I really wish I could be a true minimalist. Just have a bed, a bedside table, a lamp, a computer and table, a tv and a kickass sound system all set up in a Japanese maple armoire with a kitchen table and four chairs, a sleeper sofa and big, comfy chair. Barring natural disaster such as fire, earthquake or tornado, that will never be how I live simply.
But it sure is nice to dream over. Ron makes Organzied Hamster Piles around the apartment; I make Neat Little Stashes in utility closets. Sometime during the night, the Organized Hamster Piles and the Neat Little Stashes have a house party, mostly in the kitchen. I don't know how, I definitely don't know why. But soon, it will stop.

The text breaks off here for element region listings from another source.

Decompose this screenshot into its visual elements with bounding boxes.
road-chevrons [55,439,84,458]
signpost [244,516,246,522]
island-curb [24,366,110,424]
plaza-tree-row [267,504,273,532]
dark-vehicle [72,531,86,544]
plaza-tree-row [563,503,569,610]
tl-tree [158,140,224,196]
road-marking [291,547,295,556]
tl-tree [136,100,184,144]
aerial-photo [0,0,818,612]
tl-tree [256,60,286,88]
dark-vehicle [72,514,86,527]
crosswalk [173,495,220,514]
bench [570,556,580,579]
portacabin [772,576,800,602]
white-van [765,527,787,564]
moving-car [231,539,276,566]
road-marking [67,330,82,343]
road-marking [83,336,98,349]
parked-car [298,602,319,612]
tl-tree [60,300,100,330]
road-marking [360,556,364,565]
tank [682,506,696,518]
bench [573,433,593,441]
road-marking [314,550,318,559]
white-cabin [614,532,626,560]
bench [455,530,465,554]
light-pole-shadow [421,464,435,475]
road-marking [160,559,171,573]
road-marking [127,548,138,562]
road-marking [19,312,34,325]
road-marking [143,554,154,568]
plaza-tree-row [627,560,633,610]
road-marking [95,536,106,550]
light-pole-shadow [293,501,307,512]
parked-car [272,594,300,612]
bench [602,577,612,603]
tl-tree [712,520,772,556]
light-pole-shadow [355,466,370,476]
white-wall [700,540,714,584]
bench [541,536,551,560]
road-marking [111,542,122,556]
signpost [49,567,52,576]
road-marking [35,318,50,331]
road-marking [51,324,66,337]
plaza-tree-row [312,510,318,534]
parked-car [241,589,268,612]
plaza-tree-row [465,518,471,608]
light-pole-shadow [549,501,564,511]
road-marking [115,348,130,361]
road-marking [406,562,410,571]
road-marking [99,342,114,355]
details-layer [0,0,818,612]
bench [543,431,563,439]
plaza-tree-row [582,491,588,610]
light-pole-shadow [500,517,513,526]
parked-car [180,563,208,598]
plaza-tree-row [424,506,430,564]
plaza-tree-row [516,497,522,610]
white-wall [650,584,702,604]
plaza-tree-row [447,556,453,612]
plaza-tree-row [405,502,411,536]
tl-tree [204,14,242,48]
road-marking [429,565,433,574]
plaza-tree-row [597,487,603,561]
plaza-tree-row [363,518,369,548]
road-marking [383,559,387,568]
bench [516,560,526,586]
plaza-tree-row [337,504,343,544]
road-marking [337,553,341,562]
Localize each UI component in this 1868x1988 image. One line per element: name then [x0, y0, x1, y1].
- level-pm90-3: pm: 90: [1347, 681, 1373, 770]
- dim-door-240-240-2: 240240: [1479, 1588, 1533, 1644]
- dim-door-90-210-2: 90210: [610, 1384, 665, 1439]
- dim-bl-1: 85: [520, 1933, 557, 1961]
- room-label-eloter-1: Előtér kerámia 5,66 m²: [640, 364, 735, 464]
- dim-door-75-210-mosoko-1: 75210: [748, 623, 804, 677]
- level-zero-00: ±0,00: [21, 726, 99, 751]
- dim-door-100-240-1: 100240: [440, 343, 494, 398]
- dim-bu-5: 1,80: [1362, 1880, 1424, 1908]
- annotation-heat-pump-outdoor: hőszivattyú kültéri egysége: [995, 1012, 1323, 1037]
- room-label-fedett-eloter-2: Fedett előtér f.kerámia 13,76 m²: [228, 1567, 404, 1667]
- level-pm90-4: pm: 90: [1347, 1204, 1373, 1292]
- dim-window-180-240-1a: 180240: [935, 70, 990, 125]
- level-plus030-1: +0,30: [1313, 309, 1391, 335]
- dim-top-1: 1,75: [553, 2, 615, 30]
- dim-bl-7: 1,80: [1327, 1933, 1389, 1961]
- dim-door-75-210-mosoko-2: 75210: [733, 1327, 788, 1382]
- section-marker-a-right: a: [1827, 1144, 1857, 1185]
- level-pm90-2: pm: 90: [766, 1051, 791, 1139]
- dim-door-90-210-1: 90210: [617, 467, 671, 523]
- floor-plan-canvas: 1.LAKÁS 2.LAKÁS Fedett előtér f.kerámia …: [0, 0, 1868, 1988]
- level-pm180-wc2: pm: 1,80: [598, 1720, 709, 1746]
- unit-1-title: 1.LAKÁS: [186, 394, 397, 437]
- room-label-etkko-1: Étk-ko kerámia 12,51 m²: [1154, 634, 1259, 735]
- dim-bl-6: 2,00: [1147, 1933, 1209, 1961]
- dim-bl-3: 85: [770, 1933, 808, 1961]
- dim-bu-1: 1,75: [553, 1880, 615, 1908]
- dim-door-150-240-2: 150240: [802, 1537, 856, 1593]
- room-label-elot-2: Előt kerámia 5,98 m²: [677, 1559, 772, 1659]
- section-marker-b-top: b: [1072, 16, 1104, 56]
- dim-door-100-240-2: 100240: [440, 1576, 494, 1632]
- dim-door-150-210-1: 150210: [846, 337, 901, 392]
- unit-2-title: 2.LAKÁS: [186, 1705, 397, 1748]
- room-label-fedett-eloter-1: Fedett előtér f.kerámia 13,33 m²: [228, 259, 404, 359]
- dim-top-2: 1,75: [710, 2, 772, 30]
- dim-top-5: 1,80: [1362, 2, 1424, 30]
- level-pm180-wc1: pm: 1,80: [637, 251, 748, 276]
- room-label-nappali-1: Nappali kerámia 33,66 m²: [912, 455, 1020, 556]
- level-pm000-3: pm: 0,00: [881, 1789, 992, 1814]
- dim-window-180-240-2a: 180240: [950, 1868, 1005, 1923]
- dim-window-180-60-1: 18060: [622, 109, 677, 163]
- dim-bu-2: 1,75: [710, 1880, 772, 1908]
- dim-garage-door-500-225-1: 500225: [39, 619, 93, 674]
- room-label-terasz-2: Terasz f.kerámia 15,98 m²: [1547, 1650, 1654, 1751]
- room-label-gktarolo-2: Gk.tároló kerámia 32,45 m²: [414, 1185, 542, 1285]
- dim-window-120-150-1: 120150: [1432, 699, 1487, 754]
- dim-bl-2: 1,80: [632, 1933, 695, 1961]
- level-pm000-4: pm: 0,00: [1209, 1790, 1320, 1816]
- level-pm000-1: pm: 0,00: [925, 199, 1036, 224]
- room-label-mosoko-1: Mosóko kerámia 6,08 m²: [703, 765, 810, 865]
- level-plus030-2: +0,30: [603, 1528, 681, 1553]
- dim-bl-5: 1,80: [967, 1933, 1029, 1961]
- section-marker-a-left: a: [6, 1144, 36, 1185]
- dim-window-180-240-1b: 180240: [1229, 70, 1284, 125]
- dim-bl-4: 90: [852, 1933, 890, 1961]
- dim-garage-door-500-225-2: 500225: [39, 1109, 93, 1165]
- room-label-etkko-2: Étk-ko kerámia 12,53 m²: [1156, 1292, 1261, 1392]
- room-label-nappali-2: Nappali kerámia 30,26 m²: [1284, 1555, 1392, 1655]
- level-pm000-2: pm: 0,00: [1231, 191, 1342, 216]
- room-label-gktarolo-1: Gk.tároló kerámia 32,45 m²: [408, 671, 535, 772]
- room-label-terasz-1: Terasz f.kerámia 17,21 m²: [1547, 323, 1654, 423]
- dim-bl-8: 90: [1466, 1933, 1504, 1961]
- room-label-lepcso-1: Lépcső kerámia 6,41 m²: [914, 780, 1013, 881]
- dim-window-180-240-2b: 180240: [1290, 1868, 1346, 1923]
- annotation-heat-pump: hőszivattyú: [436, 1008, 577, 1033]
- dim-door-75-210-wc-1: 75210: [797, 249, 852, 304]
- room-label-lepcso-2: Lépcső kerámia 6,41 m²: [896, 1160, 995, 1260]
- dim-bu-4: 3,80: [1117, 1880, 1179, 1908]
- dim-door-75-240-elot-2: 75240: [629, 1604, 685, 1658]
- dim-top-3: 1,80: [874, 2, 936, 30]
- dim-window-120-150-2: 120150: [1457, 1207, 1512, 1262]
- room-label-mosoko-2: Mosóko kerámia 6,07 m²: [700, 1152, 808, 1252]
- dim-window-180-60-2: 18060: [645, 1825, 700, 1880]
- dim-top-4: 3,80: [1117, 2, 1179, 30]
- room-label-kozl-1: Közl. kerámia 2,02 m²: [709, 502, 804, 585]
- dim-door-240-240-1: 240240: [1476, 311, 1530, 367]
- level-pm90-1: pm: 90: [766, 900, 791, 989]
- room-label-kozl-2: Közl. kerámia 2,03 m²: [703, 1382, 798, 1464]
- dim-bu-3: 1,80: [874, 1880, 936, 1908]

I think the apartment is sad that we're leaving. Laugh out loud if you need to, but the whole feng shui of the place has suddenly turned into feng shite. Two weeks ago as I came to the acceptance that I was in fact moving, the toilet broke. What ever happened to metal toilet parts, now all replaced with plastic? So the toilet is now rigged with a handy coat hanger for flushing, and is officially a miserable little toilet. Complete with plunging episodes numbers one and two.
The shower drain is, well, not one anymore. The bathroom light will not stay switched on, just don't even try it. Honestly, that has been going on for some time, with the light switching off on someone mid-pee. The next thing to break was a kitchen cabinet hinge. Snap! More broken plastic. And the coup-de-grace was last week, when we walked back in to an extremely cold apartment. So cold, even the dishes were icy. The thermostat was set to 76 degrees but the thermometer needle was buried in somewhere in the 50's. Much like Walt Disney, frozen.
This all happened within the last couple of weeks. I think it's weird, and sad. And saddest part is packing. Because everything I touch, I think "I need this... I need this... I may need this..." I haven't run across any tiny item yet that I don't think I need. But if someone threw it out, biting truth, I bet I'd never notice.